Fatosh, a member of Film London's Equal Access Network, previewed Hundred Days - Winemaking Simulator as part of the London Games Festival 2021. Here they share their reflections on the game.
As someone who has been indulging in a bit of homebound wine tasting over lockdown, I found Hundred Days - Winemaking Simulator the perfect game to compliment my newfound hobby. The game presented an opportunity to learn a bit more about the process of winemaking so that I can impress my friends the next time we share an £8 bottle of Spanish cornershop red.
Admittedly I am no winemaking expert or wine tasting connoisseur. I come from Cyprus, a small Mediterranean country that is famous for its wine production. I felt it my duty to try this game out and fulfil a stereotype for my many British friends in order to gain more acceptance as a diverse member of our shared Post-Brexit landscape.

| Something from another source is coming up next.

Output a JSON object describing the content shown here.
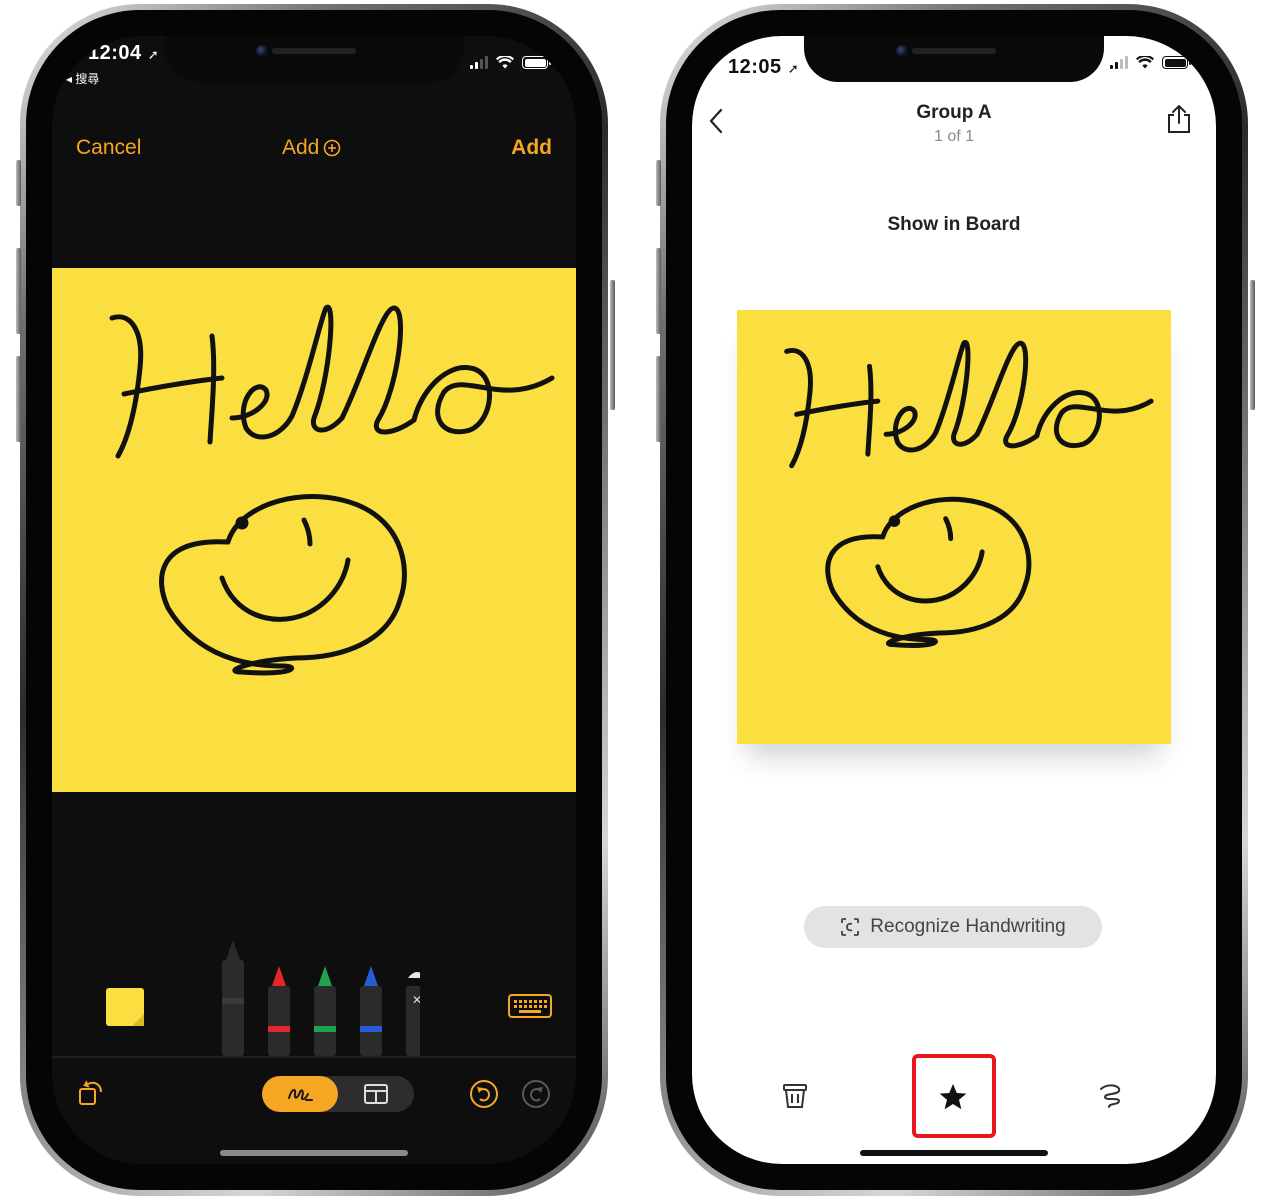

Luckily, for supermarket wine aficionados like myself, whom, whilst considered an expert in our esteemed United Kingdom, would be considered a novice on the continent, there is a charming tutorial that holds one’s hand during the introduction to the game. We are first introduced to our new next-door neighbour, a very friendly woman named Anna. Anna rambles to me a little bit, she somehow knows that I am a woman and that I have travelled from London. How this is, I don’t know... I cover the webcam of my computer with some gaffer tape (I work as a DOP and Spark).

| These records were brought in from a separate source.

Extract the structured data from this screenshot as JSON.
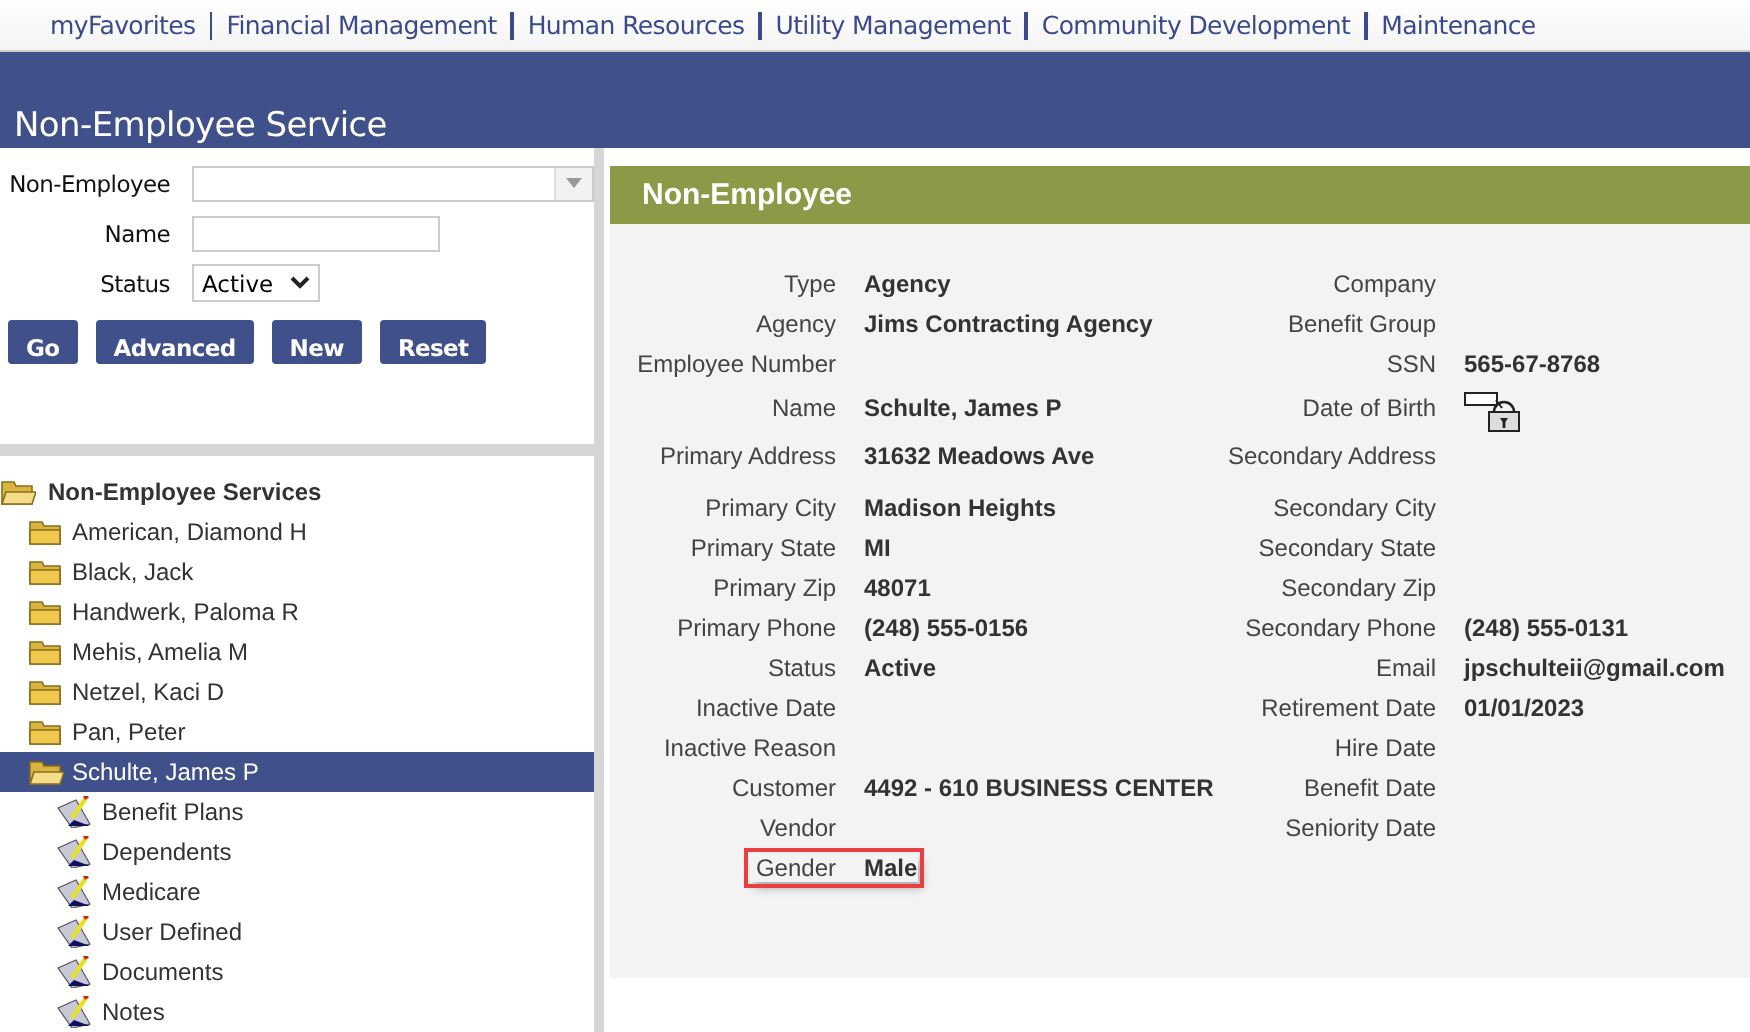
{
  "menu": [
    "myFavorites",
    "Financial Management",
    "Human Resources",
    "Utility Management",
    "Community Development",
    "Maintenance"
  ],
  "page_title": "Non-Employee Service",
  "search": {
    "fields": [
      {
        "kind": "combo",
        "label": "Non-Employee"
      },
      {
        "kind": "text",
        "label": "Name"
      },
      {
        "kind": "select",
        "label": "Status",
        "value": "Active"
      }
    ],
    "buttons": [
      "Go",
      "Advanced",
      "New",
      "Reset"
    ]
  },
  "tree": {
    "label": "Non-Employee Services",
    "expanded": true,
    "children": [
      {
        "label": "American, Diamond H",
        "kind": "folder",
        "expanded": false,
        "selected": false
      },
      {
        "label": "Black, Jack",
        "kind": "folder",
        "expanded": false,
        "selected": false
      },
      {
        "label": "Handwerk, Paloma R",
        "kind": "folder",
        "expanded": false,
        "selected": false
      },
      {
        "label": "Mehis, Amelia M",
        "kind": "folder",
        "expanded": false,
        "selected": false
      },
      {
        "label": "Netzel, Kaci D",
        "kind": "folder",
        "expanded": false,
        "selected": false
      },
      {
        "label": "Pan, Peter",
        "kind": "folder",
        "expanded": false,
        "selected": false
      },
      {
        "label": "Schulte, James P",
        "kind": "folder",
        "expanded": true,
        "selected": true,
        "children": [
          {
            "label": "Benefit Plans",
            "kind": "page",
            "selected": false
          },
          {
            "label": "Dependents",
            "kind": "page",
            "selected": false
          },
          {
            "label": "Medicare",
            "kind": "page",
            "selected": false
          },
          {
            "label": "User Defined",
            "kind": "page",
            "selected": false
          },
          {
            "label": "Documents",
            "kind": "page",
            "selected": false
          },
          {
            "label": "Notes",
            "kind": "page",
            "selected": false
          }
        ]
      }
    ]
  },
  "detail": {
    "title": "Non-Employee",
    "rows": [
      {
        "left": {
          "label": "Type",
          "value": "Agency"
        },
        "right": {
          "label": "Company"
        }
      },
      {
        "left": {
          "label": "Agency",
          "value": "Jims Contracting Agency"
        },
        "right": {
          "label": "Benefit Group"
        }
      },
      {
        "left": {
          "label": "Employee Number"
        },
        "right": {
          "label": "SSN",
          "value": "565-67-8768"
        }
      },
      {
        "left": {
          "label": "Name",
          "value": "Schulte, James P"
        },
        "right": {
          "label": "Date of Birth",
          "masked": true
        },
        "tall": true
      },
      {
        "left": {
          "label": "Primary Address",
          "value": "31632 Meadows Ave"
        },
        "right": {
          "label": "Secondary Address"
        },
        "tall": true
      },
      {
        "left": {
          "label": "Primary City",
          "value": "Madison Heights"
        },
        "right": {
          "label": "Secondary City"
        }
      },
      {
        "left": {
          "label": "Primary State",
          "value": "MI"
        },
        "right": {
          "label": "Secondary State"
        }
      },
      {
        "left": {
          "label": "Primary Zip",
          "value": "48071"
        },
        "right": {
          "label": "Secondary Zip"
        }
      },
      {
        "left": {
          "label": "Primary Phone",
          "value": "(248) 555-0156"
        },
        "right": {
          "label": "Secondary Phone",
          "value": "(248) 555-0131"
        }
      },
      {
        "left": {
          "label": "Status",
          "value": "Active"
        },
        "right": {
          "label": "Email",
          "value": "jpschulteii@gmail.com"
        }
      },
      {
        "left": {
          "label": "Inactive Date"
        },
        "right": {
          "label": "Retirement Date",
          "value": "01/01/2023"
        }
      },
      {
        "left": {
          "label": "Inactive Reason"
        },
        "right": {
          "label": "Hire Date"
        }
      },
      {
        "left": {
          "label": "Customer",
          "value": "4492 - 610 BUSINESS CENTER"
        },
        "right": {
          "label": "Benefit Date"
        }
      },
      {
        "left": {
          "label": "Vendor"
        },
        "right": {
          "label": "Seniority Date"
        }
      },
      {
        "left": {
          "label": "Gender",
          "value": "Male",
          "highlighted": true
        }
      }
    ]
  }
}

I overcame my initial anxiety of being watched through my webcam to plough on through my winemaking journey. Anna introduces me to the local baker’s boy, Teo. Teo is a charming Mediterranean stereotype who leads me through my first vineyard experience.
Winemaking Simulator is a turn-based game that takes place on a grid where different processes take different amounts of turns and areas. The aim of the game is to optimise your space and turns whilst keeping an eye on the seasons, weather and grape development. As you progress through the game you expand your grid, and with that your wine empire.
I get completely absorbed in my small vineyard winery and forget myself for a moment. The relaxing music, charming graphics and informative menu screens lead me to creating my first bottle of a Barbera grape red wine that I name Goose Blood.
Despite its lack of body, this wine is a hit with supermarkets, private buyers and restaurants, receiving a 60/100 score during the wine-tasting session. Sales earn me a whopping £1334 in-game money to add to my initial £50000 starting pool. I’m ready to make the best wine this virtual universe has ever tasted now I understand where I’ve gone wrong. Unfortunately, time is up, the demo has ended and the full game won’t be released until May 13th.
Overall, I enjoyed my short time playing Winemaking Simulator, however it’s difficult to tell what the full scope of the game will be like from this short demo. Like the wine I made, this demo lacked body. At a reasonable price, I can see this game being a success with audiences that aren't traditional gamers. That success relies on if it can reach that audience.